Mrs. Eddy's role as Leader

While serving in our Reading Room earlier this year, a dear church member called to ask about We Knew Mary Baker Eddy, vol. II.  A friend had strongly recommended it, but this member wanted to know how it was different from previous memoirs.

These are different people, I said.  But that didn’t clear away her doubts.  I tried reminding her that there were more than a few people who served Mrs. Eddy personally in her household and they had varied backgrounds and experiences.  None were exactly the same.  I added that I was reading it for the second time and still finding it worthwhile.

The member finally agreed to purchase a copy we had just received from the Publishing Society that morning.  But she called back later that day with even more questions, trying to understand what more could be added to the original series of memoirs that she had read long ago. She seemed incredulous that there could be 600 more pages of worthy material!

This got me thinking about how memoirs of those who knew Mrs. Eddy are different from personal recollections about other famous historical figures.  Readers might easily be satiated after reading a few first-hand accounts of people who were close acquaintances of, say, Mark Twain. Once we learn about his personal routines, private opinions, and idiosyncrasies, our curiosity would most likely be satisfied. At least there would not be much relevance to our own lives except maybe as topics for dinner conversation.

What makes Mrs. Eddy different?  Some answers are obvious, at least to students of Christian Science.  She was the discoverer of the greatest breakthrough in religious thought in nearly 2,000 years, and the founder of a church that preaches the Science of Christianity.  Her followers naturally want to know how she got there and learn as much as possible from her experiences in order carry forward her work.

What especially stood out this time in reading these accounts is what they say about Mrs. Eddy’s role as Leader.  Her titles as Discover, Founder, and Teacher are more easily accepted in historical context and less alien to popular thought.  But how does she lead her church in a continuing and active way, especially since she was so clear in rejecting any focus on her human personality and even on the details of her human history?

For one thing, these accounts describe with warmth, intimacy, and authenticity a religious leader always ready to prove the relevance of what she taught – in the details of her daily life, in the larger world of church and public affairs, in the pastoral care she gave to students and branch churches, even in thinking about the weather!

Scriptural authority and Christian practice were always sufficient for her to work through whatever challenges were presented, especially in proving the efficacy of spiritual healing.  She enlisted her followers’ cooperation and concurrence in this work through her Christian love for them and her confidence in the Science of Being that she outlined so luminously in her writings.  She was obviously living and proving the Christianity she wrote about and compelling others to do the same.
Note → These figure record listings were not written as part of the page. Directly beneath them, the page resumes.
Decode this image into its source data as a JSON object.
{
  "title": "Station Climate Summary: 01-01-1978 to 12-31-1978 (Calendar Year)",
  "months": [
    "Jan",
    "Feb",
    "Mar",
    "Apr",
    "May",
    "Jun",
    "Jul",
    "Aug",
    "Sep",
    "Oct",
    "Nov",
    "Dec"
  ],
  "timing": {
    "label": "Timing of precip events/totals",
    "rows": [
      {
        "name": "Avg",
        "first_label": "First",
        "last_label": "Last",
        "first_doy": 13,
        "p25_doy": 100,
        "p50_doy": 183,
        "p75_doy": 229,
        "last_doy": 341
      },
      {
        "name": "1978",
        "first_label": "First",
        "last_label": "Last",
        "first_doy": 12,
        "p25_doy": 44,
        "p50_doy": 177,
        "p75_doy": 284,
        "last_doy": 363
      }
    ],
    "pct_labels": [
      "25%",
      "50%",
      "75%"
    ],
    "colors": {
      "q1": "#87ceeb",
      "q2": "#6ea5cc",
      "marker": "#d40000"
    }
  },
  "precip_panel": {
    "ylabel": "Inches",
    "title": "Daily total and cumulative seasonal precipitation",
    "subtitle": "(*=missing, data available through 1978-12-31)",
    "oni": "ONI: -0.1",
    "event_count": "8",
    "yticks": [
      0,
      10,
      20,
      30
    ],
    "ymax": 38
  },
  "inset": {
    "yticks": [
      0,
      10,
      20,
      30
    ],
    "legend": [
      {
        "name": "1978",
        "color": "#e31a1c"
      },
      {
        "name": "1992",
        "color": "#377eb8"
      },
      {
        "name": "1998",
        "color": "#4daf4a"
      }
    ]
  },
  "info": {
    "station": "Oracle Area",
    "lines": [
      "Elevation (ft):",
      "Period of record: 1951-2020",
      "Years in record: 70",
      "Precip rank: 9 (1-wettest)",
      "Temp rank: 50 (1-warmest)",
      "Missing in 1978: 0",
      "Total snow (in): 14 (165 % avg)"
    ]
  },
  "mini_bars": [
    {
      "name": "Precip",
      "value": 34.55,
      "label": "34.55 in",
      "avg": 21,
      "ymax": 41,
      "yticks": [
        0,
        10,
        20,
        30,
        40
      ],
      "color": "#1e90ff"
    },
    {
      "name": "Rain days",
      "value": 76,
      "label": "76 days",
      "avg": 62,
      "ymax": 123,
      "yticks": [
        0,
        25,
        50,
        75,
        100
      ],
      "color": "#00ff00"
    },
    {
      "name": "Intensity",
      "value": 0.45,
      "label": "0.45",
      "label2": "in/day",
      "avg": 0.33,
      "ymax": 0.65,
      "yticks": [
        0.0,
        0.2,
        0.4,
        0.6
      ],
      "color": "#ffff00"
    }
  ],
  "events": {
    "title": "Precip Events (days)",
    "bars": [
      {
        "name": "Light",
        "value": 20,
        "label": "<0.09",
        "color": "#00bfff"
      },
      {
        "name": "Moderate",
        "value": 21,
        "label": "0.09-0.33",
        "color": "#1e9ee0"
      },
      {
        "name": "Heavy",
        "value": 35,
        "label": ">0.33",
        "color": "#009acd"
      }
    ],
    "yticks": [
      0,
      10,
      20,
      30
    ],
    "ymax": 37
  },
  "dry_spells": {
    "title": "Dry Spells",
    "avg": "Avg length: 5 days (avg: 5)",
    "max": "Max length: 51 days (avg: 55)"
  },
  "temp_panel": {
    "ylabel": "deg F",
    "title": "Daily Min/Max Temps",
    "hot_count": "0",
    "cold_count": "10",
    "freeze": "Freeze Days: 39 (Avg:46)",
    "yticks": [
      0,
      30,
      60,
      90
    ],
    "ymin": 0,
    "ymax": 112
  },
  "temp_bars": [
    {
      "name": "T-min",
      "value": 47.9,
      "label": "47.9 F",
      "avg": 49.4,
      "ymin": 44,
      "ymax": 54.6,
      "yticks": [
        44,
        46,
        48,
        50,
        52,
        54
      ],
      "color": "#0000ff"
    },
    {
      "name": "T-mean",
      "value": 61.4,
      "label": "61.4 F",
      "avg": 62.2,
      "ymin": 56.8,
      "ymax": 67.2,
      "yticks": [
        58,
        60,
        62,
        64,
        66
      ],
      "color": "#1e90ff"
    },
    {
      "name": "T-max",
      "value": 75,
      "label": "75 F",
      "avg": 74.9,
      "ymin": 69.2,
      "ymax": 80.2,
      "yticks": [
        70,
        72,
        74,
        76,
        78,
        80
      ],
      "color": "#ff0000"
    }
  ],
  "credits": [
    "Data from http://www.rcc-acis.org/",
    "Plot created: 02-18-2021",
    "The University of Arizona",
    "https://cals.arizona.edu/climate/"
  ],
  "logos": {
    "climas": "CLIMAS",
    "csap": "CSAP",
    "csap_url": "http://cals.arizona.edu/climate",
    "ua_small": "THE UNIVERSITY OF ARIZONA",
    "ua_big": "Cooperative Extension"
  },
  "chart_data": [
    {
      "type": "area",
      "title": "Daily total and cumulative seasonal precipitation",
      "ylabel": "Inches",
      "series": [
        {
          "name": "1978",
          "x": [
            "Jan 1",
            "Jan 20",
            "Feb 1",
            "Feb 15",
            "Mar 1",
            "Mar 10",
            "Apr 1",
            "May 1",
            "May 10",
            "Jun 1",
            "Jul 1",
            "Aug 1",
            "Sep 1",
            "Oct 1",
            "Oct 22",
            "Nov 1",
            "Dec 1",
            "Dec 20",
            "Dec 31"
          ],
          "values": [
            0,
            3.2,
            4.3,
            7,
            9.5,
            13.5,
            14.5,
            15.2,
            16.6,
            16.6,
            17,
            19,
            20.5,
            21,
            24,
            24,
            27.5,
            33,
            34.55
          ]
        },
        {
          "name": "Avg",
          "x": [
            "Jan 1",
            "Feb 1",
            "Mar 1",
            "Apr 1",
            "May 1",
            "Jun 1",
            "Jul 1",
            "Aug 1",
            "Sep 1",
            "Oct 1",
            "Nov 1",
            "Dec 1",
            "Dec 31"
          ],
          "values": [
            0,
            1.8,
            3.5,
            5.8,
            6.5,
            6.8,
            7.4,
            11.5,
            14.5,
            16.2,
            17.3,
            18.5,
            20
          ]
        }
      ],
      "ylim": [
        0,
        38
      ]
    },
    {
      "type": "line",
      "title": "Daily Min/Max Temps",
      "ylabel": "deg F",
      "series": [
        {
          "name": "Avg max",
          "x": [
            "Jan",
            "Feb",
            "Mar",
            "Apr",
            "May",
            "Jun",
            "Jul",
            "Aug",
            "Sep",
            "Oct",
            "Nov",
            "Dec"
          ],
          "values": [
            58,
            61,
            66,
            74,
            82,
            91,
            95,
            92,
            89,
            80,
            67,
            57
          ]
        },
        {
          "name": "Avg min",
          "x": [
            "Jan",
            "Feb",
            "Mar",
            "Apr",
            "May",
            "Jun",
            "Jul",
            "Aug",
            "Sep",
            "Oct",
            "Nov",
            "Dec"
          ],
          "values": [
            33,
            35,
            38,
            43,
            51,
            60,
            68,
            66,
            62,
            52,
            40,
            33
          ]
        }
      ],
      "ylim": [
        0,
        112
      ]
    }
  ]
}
She persisted in leading thought to a higher spiritual place, even sometimes with those who were not Christian Scientists. One instance related by Adelaide Still was the playful conversation she had with her cousin, Henry Baker, a chat that apparently left him puzzled but amused. “I’ve given Henry a dose of truth he will not get rid of for a long time,” Mrs. Eddy told Still afterward. (pp. 484-485)

The way she was a student of her own textbook is a another sign of her leadership, since it points to the revelatory nature of its content and freed the book to achieve its purpose apart from attachment to the personality of its author.  This is why Christian Scientists can use the term ‘leader’ without feeling self-conscious or fearing ridicule.  Mrs. Eddy did not conflate herself with the message of comfort and healing she taught.

Turning away from the business affairs of her church in later years, William Rathvon quotes her saying, “The Cause of Christian Science is not dependent upon man or woman, and God will take care of it.” (p. 584)

I’d like to think that this was not telling us to “let go and let God” in some lazy evisceration of the individual’s role in church affairs.  Rather, it must have been that she was confident that the Mind-inspired foundations of church that she had laid were sufficient and complete, and this would stabilize and prosper the institution, as her followers were faithful.